Chris Miskel remembers growing up with a sister diagnosed with diabetes and watching her get a shot with every meal of insulin, which his family kept in the refrigerator.
Miskel, 44, has since embarked on a career to help patients get the access they need to health care, and now is the chief executive officer of Versiti Inc., the Milwaukee-based company that’s rebranding Heartland Blood Centers, including the one at 2428 Sycamore Road in DeKalb. Now known as the Versiti Blood Center of Illinois, the 13 locations will continue to take in those willing to donate blood, and in turn save lives through Versiti’s mission of discovery, diagnosis and treatment.
“To me, health care is very real,” Miskel said. “I grew up with a sister who has Type 1 diabetes. She was seven years older than me and I almost didn’t get to meet her because she went into a diabetic coma when she was 7.”
Miskel’s been in the health care field for more than 20 years.

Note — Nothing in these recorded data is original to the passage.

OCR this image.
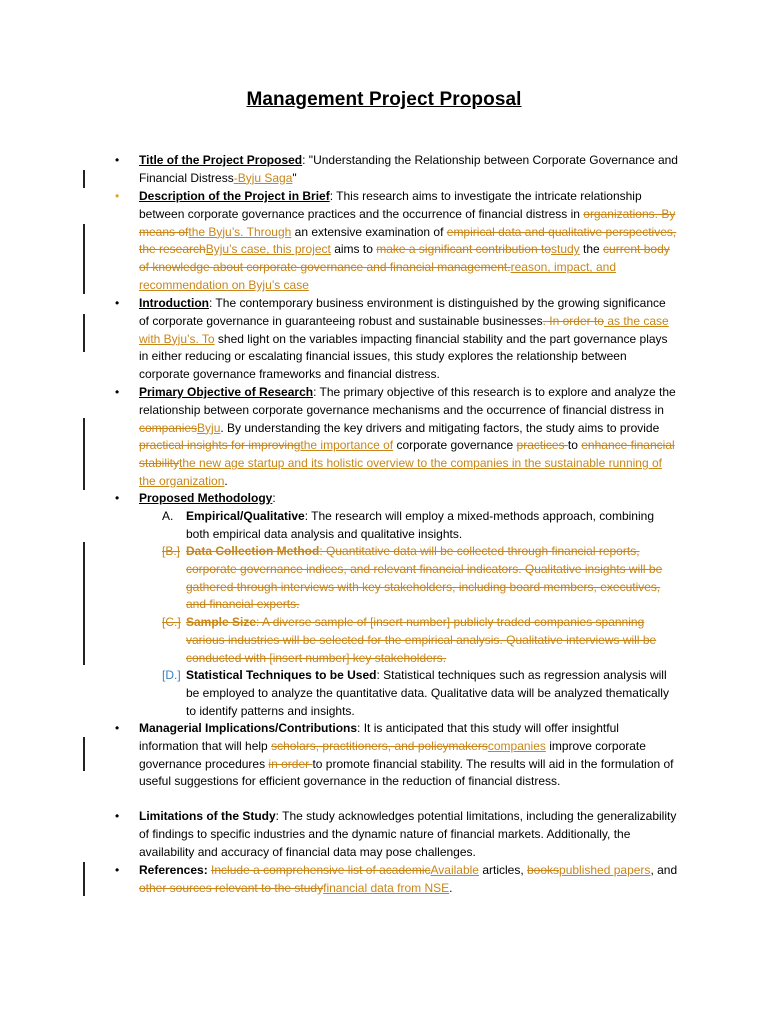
Management Project Proposal
• Title of the Project Proposed: "Understanding the Relationship between Corporate Governance and Financial Distress-Byju Saga"
• Description of the Project in Brief: This research aims to investigate the intricate relationship between corporate governance practices and the occurrence of financial distress in organizations. By means ofthe Byju’s. Through an extensive examination of empirical data and qualitative perspectives, the researchByju’s case, this project aims to make a significant contribution tostudy the current body of knowledge about corporate governance and financial management.reason, impact, and recommendation on Byju’s case
• Introduction: The contemporary business environment is distinguished by the growing significance of corporate governance in guaranteeing robust and sustainable businesses. In order to as the case with Byju’s. To shed light on the variables impacting financial stability and the part governance plays in either reducing or escalating financial issues, this study explores the relationship between corporate governance frameworks and financial distress.
• Primary Objective of Research: The primary objective of this research is to explore and analyze the relationship between corporate governance mechanisms and the occurrence of financial distress in companiesByju. By understanding the key drivers and mitigating factors, the study aims to provide practical insights for improvingthe importance of corporate governance practices to enhance financial stabilitythe new age startup and its holistic overview to the companies in the sustainable running of the organization.
• Proposed Methodology:
A. Empirical/Qualitative: The research will employ a mixed-methods approach, combining both empirical data analysis and qualitative insights.
[B.] Data Collection Method: Quantitative data will be collected through financial reports, corporate governance indices, and relevant financial indicators. Qualitative insights will be gathered through interviews with key stakeholders, including board members, executives, and financial experts.
[C.] Sample Size: A diverse sample of [insert number] publicly traded companies spanning various industries will be selected for the empirical analysis. Qualitative interviews will be conducted with [insert number] key stakeholders.
[D.] Statistical Techniques to be Used: Statistical techniques such as regression analysis will be employed to analyze the quantitative data. Qualitative data will be analyzed thematically to identify patterns and insights.
• Managerial Implications/Contributions: It is anticipated that this study will offer insightful information that will help scholars, practitioners, and policymakerscompanies improve corporate governance procedures in order to promote financial stability. The results will aid in the formulation of useful suggestions for efficient governance in the reduction of financial distress.
• Limitations of the Study: The study acknowledges potential limitations, including the generalizability of findings to specific industries and the dynamic nature of financial markets. Additionally, the availability and accuracy of financial data may pose challenges.
• References: Include a comprehensive list of academicAvailable articles, bookspublished papers, and other sources relevant to the studyfinancial data from NSE.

He grew up in Indiana, graduated form Butler University and began working 7 miles from campus for a company that produced insulin.
“Versiti came later in my career,” Miskel said. “Once I got to know more about it, it really touched me how we’re impacting and saving these lives every single day.”
Versiti’s 13 locations in Illinois, formerly Heartland Blood Centers, serve more than 70 hospitals in the state, which annually collect 150,000 blood product donations, Miskel said.
Illinois is one of five Midwest region states that are getting the re-brand treatment, along with Indiana, Michigan, Ohio and Wisconsin.
Miskel said the re-branding also allows the blood centers to expand their network of product so they can serve more patients.
Versiti centers also genotype their donors, meaning they document the DNA sequencing of each donor’s blood in the event a donation that should match, such as two of the same type, doesn’t seem to work in a transfusion.
“There could be a patient with sickle cell disease in northern Illinois, and they need a very rare match,” Miskel said. “We’ve invested in genotyping our donors. So if we’re treating a patient and their body is attacking blood they think should match, we can go to the genotype library, find a special unit and send is across the bi-state region.”
Those wishing to donate must be at least 17 years old. The process for whole blood donations usually takes about an hour, Miskel said, although the blood collection itself is about 10 minutes. The donation process includes registration, a brief medical screening, blood collection and refreshments.
For those wishing to donate platelets, the process can take two hours. Platelets are blood cells that help the blood form clots, and are vital for patients battling cancer, receiving organ or bone marrow transplants, are victims of traumatic injuries and undergoing open-heart surgery.
Platelets can be stored for only five days, Miskel said, so the need for donations is significantly higher than blood alone.
During what’s called apheresis collection, blood is taken from a donor’s arm and then run through a centrifuge to separate the platelet cells. The blood is then returned to the donor.
He said it’s important for people to know the “why” of donating, and educate donors on the importance of blood.
“One in three people will need blood over the course of their lifetime,” Miskel said. “Our donors are lifelines to what we do so we treat them as heroes.”